Pierre Heckmann, 93 ans, est l'un des derniers ivoiriers du monde. Si le commerce de l'ivoire est interdit, il n'est pas interdit de faire des réparations et les clients se pressent dans cette petite boutique du 6e arrondissement de Paris, dans laquelle il est né. Une passion transmise par son père et son grand-père et qu'il compte pratiquer jusqu'à ses 100 ans.
— Réalisation : Adèle Cailleteau, Julia Mourri | Montage : Christophe Bleuse
Assis sur un tabouret, juste derrière la fenêtre, les yeux de Pierre Heckmann sont plongés sur un crucifix. Il le rafistole. Dehors, les passants sont nombreux à s’arrêter devant lui et sa boutique de la rue Bonaparte à Paris. Sur sa devanture d’une autre époque, on lit “Ivoire”. Certains badauds prennent des photos, d’autres s’émerveillent que cette boutique, ouverte en 1913 par son père, soit encore là, entourée des magasins haut de gamme du très chic VIe arrondissement.
De l’autre côté de la vitre, Pierre Heckmann continue à aiguiser ou poncer, imperturbable. Il est l’un des derniers ivoiriers du monde. Devant lui trône une sphère remplie d’un liquide bleu mystérieux : “C’est du sulfate de cuivre qu’avait mis mon grand-père au XIXème siècle, explique-t-il. Ça s’est peut-être un peu évaporé.” C’est grâce à ce globe de dentellière et au travail à la lumière du jour que l’ivoirier n’a pas besoin de lunettes. Ses yeux vifs et la clarté de sa voix ne le laissent pas deviner, mais Pierre Heckmann a 94 ans. Sa retraite ? Il compte la prendre à 100 ans. Après tout, on vit longtemps dans sa famille. Son père a bien travaillé jusqu’à 95 ans.
Le téléphone sonne. Au bout du fil, on est au Canada. De passage en France la semaine suivante, ce client de l’autre bout du monde apportera à Pierre Heckmann des crucifix à réparer. Ce sera un de plus qu’il ajoutera à sa boîte à réparations qui déborde déjà. “J’en ai pour toute la semaine à réparer”, nous dit-il en farfouillant parmi les christs sans bras. Dans la boutique, les clients défilent les uns après les autres.

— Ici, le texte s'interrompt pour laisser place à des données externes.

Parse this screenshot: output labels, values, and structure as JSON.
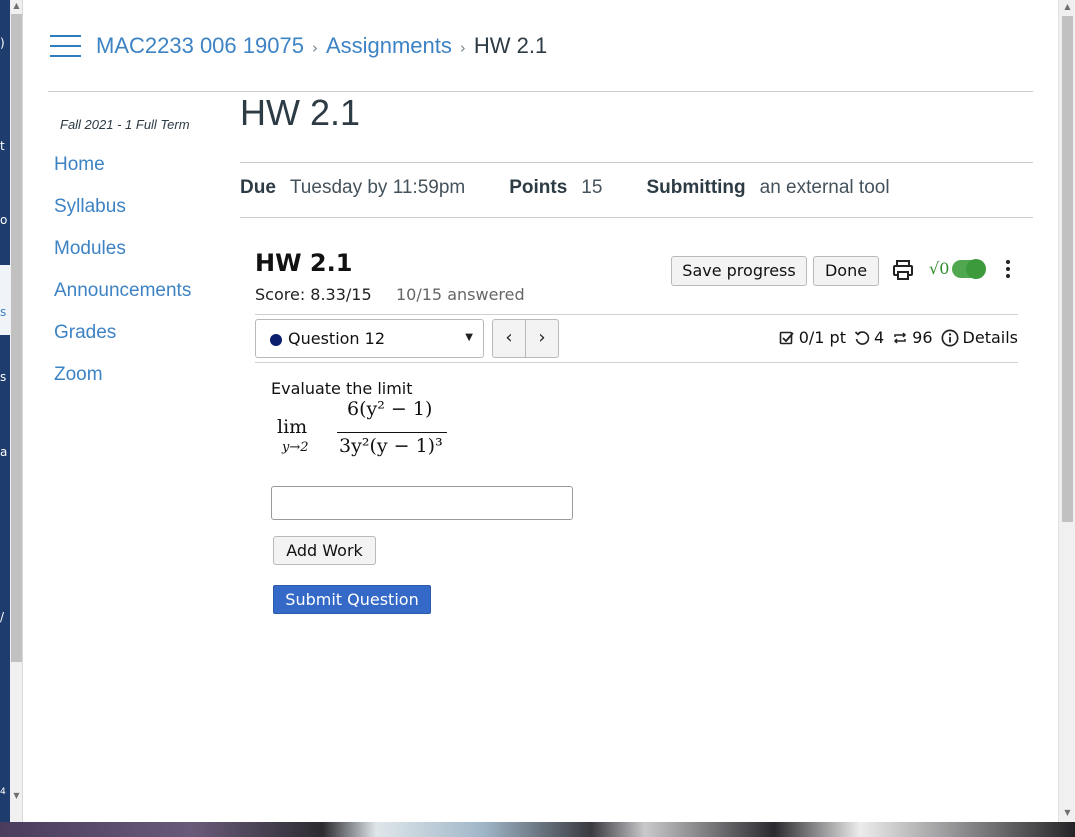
{
  "background_fragments": [
    ")",
    "t",
    "o",
    "s",
    "s",
    "a",
    "/",
    "4"
  ],
  "breadcrumb": {
    "course": "MAC2233 006 19075",
    "section": "Assignments",
    "current": "HW 2.1"
  },
  "sidebar": {
    "term": "Fall 2021 - 1 Full Term",
    "items": [
      {
        "label": "Home"
      },
      {
        "label": "Syllabus"
      },
      {
        "label": "Modules"
      },
      {
        "label": "Announcements"
      },
      {
        "label": "Grades"
      },
      {
        "label": "Zoom"
      }
    ]
  },
  "assignment": {
    "title": "HW 2.1",
    "due_label": "Due",
    "due_value": "Tuesday by 11:59pm",
    "points_label": "Points",
    "points_value": "15",
    "submitting_label": "Submitting",
    "submitting_value": "an external tool"
  },
  "tool": {
    "title": "HW 2.1",
    "score": "Score: 8.33/15",
    "answered": "10/15 answered",
    "save_label": "Save progress",
    "done_label": "Done",
    "question_select": "Question 12",
    "stats": {
      "points": "0/1 pt",
      "retries": "4",
      "versions": "96",
      "details": "Details"
    },
    "prompt": "Evaluate the limit",
    "math": {
      "lim": "lim",
      "sub": "y→2",
      "numerator": "6(y² − 1)",
      "denominator": "3y²(y − 1)³"
    },
    "answer_value": "",
    "add_work_label": "Add Work",
    "submit_label": "Submit Question"
  },
  "colors": {
    "link": "#3d83c4",
    "submit": "#3569c7",
    "toggle": "#4fa84f"
  }
}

Je lui demande : “Que feront-ils, tous ces habitués, quand vous ne serez plus là ?” — “Le métier va disparaître, répond Pierre Heckmann, sans se désoler. Ce ne sera pas le premier métier d’art à s'éteindre.” Lui-même a transmis ce savoir-faire à son fils… qui a pris sa retraite, à 60 ans. De la chambre syndicale de l’ivoire et de l’écaille, Pierre Heckmann est le président. “Et la seule personne que je préside, c’est moi-même”, s’amuse-t-il.
En parlant, il me tend la pointe d’une défense de mammouth. Un outil tombe. “Nico !”, crie le grand-père à son petit-fils. Ce dernier se presse pour ramasser l’objet tombé. Il apportera un verre d’eau au prochain ordre du chef. Nicolas, c’est le commercial. La ressemblance avec le grand-père est frappante. Il s’occupe de la dizaine de clients — au parler mondain et brushing soigné — venus ce matin. Avec la législation qui interdit la vente d’ivoire datant d’après 1947, le travail de Pierre Heckmann s’est de plus en plus orienté vers la réparation. Sa matinée avait commencé par la remise en main propre de la copie d’une pièce perdue d’un jeu d’échecs, qui représente un éléphant. Elle se termine quand les cloches de l’église Saint-Sulpice sonnent midi. Pour Pierre Heckmann et son petit-fils, c’est l’heure d’aller déjeuner : “On va bientôt fermer, les jeunes filles !”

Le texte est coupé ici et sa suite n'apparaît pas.